Indexing is one of the two most important things you can do with mquery (the other one is searching). So it's pretty useful to understand how it works. There are many ways to do it, unfortunately not all are equally good.
Just click the button and it works:
This will scan and index the preconfigured folder with samples, and will work out of the box with the docker configuration.

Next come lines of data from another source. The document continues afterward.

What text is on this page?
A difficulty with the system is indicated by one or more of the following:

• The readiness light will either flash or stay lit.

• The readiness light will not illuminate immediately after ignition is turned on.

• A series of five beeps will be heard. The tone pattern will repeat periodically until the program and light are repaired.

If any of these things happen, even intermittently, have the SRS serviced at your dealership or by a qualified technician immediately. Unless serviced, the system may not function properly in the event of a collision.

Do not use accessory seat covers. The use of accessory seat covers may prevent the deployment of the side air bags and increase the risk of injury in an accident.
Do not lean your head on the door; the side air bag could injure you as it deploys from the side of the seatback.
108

This method is the simplest one and should be enough for small to medium collections. Unfortunately, it's not very flexible or doesn't scale well. The biggest problem is failure-resistance - in case of database/server crash, the indexing progress won't be saved and you'll have to restart it from the beginning. This matters when you index many millions of files. If you need something more powerful or robust, continue reading.

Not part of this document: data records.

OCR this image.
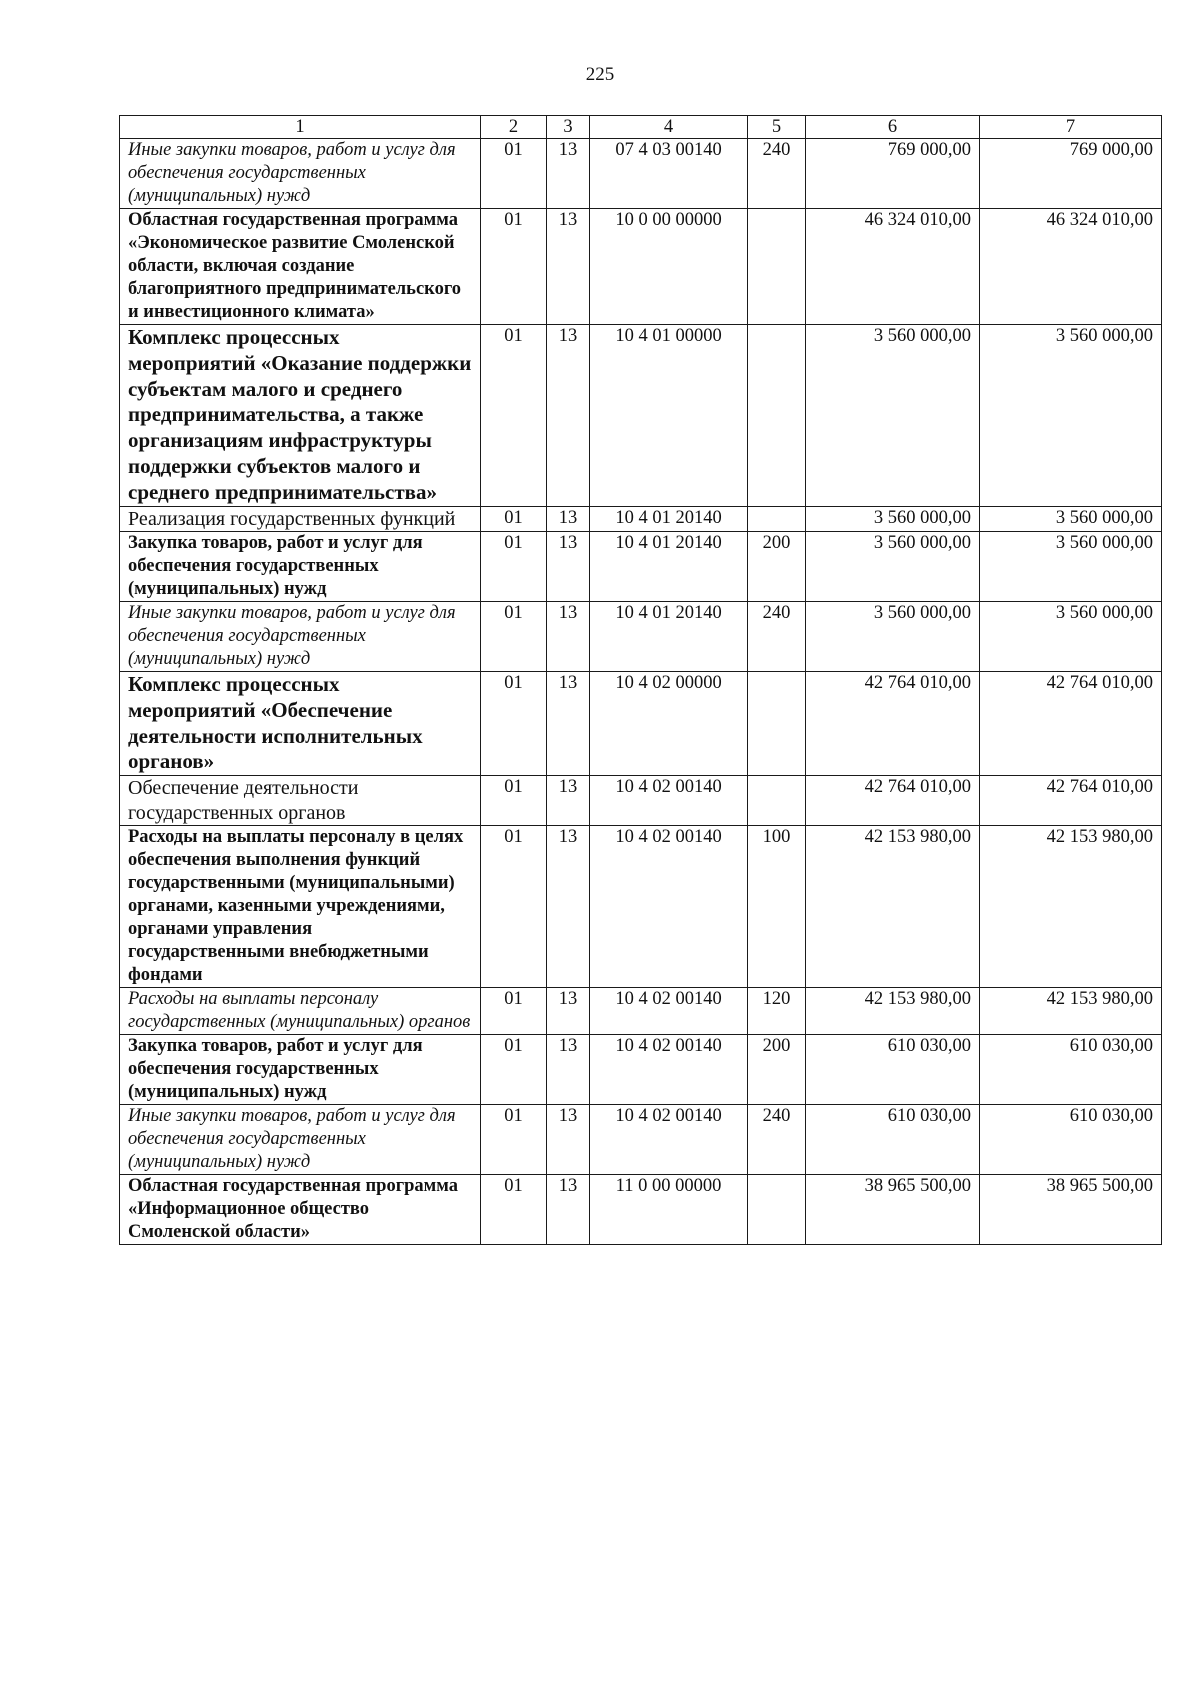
225
1	2	3	4	5	6	7
Иные закупки товаров, работ и услуг для обеспечения государственных (муниципальных) нужд	01	13	07 4 03 00140	240	769 000,00	769 000,00
Областная государственная программа «Экономическое развитие Смоленской области, включая создание благоприятного предпринимательского и инвестиционного климата»	01	13	10 0 00 00000		46 324 010,00	46 324 010,00
Комплекс процессных мероприятий «Оказание поддержки субъектам малого и среднего предпринимательства, а также организациям инфраструктуры поддержки субъектов малого и среднего предпринимательства»	01	13	10 4 01 00000		3 560 000,00	3 560 000,00
Реализация государственных функций	01	13	10 4 01 20140		3 560 000,00	3 560 000,00
Закупка товаров, работ и услуг для обеспечения государственных (муниципальных) нужд	01	13	10 4 01 20140	200	3 560 000,00	3 560 000,00
Иные закупки товаров, работ и услуг для обеспечения государственных (муниципальных) нужд	01	13	10 4 01 20140	240	3 560 000,00	3 560 000,00
Комплекс процессных мероприятий «Обеспечение деятельности исполнительных органов»	01	13	10 4 02 00000		42 764 010,00	42 764 010,00
Обеспечение деятельности государственных органов	01	13	10 4 02 00140		42 764 010,00	42 764 010,00
Расходы на выплаты персоналу в целях обеспечения выполнения функций государственными (муниципальными) органами, казенными учреждениями, органами управления государственными внебюджетными фондами	01	13	10 4 02 00140	100	42 153 980,00	42 153 980,00
Расходы на выплаты персоналу государственных (муниципальных) органов	01	13	10 4 02 00140	120	42 153 980,00	42 153 980,00
Закупка товаров, работ и услуг для обеспечения государственных (муниципальных) нужд	01	13	10 4 02 00140	200	610 030,00	610 030,00
Иные закупки товаров, работ и услуг для обеспечения государственных (муниципальных) нужд	01	13	10 4 02 00140	240	610 030,00	610 030,00
Областная государственная программа «Информационное общество Смоленской области»	01	13	11 0 00 00000		38 965 500,00	38 965 500,00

Go to the mquery directory and run:
sudo docker-compose exec ursadb ursacli
[2020-05-10 05:23:27.216] [info] Connecting to tcp://localhost:9281
[2020-05-10 05:23:27.219] [info] Connected to UrsaDB v1.3.2+be20951 (connection id: 006B8B45B4)
ursadb>
This will start Ursadb client command prompt. Type:
ursadb> index "/mnt/samples";
To index "/mnt/samples"
directory. By default, this will only use gram3
index.
It's a good idea to use all of them for better results:
ursadb> index "/mnt/samples" with [gram3, text4, wide8, hash4];
This is exactly what the reindex
button does under the hood.
There are more variations of this command. For example, you can:
- Index a list of files, or even read that list from a file.

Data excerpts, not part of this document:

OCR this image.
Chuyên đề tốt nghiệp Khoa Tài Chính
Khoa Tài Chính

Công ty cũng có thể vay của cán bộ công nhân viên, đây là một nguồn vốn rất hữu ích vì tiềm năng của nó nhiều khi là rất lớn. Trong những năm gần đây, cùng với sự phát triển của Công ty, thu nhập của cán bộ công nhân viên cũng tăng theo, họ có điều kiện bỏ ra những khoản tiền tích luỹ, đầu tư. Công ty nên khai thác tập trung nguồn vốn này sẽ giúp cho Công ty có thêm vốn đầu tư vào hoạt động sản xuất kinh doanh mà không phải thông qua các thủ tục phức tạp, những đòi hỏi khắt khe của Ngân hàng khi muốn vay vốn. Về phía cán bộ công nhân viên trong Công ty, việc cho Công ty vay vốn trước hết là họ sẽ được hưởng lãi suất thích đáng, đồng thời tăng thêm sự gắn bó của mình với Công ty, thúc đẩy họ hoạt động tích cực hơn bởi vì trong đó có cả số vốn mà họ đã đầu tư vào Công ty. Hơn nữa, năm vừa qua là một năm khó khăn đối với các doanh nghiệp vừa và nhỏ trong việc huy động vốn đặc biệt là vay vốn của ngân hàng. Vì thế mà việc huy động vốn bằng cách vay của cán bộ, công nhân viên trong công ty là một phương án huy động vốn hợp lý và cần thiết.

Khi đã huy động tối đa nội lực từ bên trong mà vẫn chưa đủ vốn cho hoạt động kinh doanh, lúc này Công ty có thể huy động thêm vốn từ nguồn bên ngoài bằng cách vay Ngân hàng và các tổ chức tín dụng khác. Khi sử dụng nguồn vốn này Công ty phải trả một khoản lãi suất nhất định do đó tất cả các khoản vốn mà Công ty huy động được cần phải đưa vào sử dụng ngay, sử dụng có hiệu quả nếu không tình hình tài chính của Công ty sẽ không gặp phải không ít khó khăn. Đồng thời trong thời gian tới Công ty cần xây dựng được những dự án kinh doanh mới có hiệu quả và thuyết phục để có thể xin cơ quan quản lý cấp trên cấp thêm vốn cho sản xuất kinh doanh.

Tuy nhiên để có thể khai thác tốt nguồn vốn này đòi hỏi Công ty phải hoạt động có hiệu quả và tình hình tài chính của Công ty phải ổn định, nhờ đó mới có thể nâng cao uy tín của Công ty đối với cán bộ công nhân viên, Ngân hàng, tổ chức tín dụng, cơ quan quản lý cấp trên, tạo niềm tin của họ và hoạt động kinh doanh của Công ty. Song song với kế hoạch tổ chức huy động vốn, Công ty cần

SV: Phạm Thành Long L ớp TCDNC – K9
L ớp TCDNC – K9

- Tag all indexed samples with arbitrary metadata.
- Disable safety measures that protect you from indexing the same file twice.
For more ideas and reference, see ursadb documentation.
This method suffers from the same problem as the button - it's all a part of a single transaction, so database/server crash will delete all progress.
More advanced indexing workflows are supported with a separate script. To use
it, open a terminal in mquery/src
directory. This method is slower
than the previous ones but can be parallelised easily.
There are two stages: prepare
and index
.
First, you need to generate a list of new files to index.
For bare metal deployments:
python3 -m utils.index --mode prepare --workdir ~/workdir --path ../samples
For docker you also need --path-mount
argument (./samples
are visible as
/mnt/samples
in the container):
python3 -m utils.index --mode prepare --workdir ~/workdir --path ../samples --path-mount /mnt/samples
After that command, the ./samples
directory will be scanned for new samples,
and ~/workdir
directory will contain a list of batches (by default with
1000 files per batch). You can check them manually to ensure they have the files
you expect:
$ python3 -m utils.index --mode prepare --workdir ~/workdir --path ~/mquery/samples/ --path-mount /mnt/samples
INFO:root:Prepare.1: load all indexed files into memory.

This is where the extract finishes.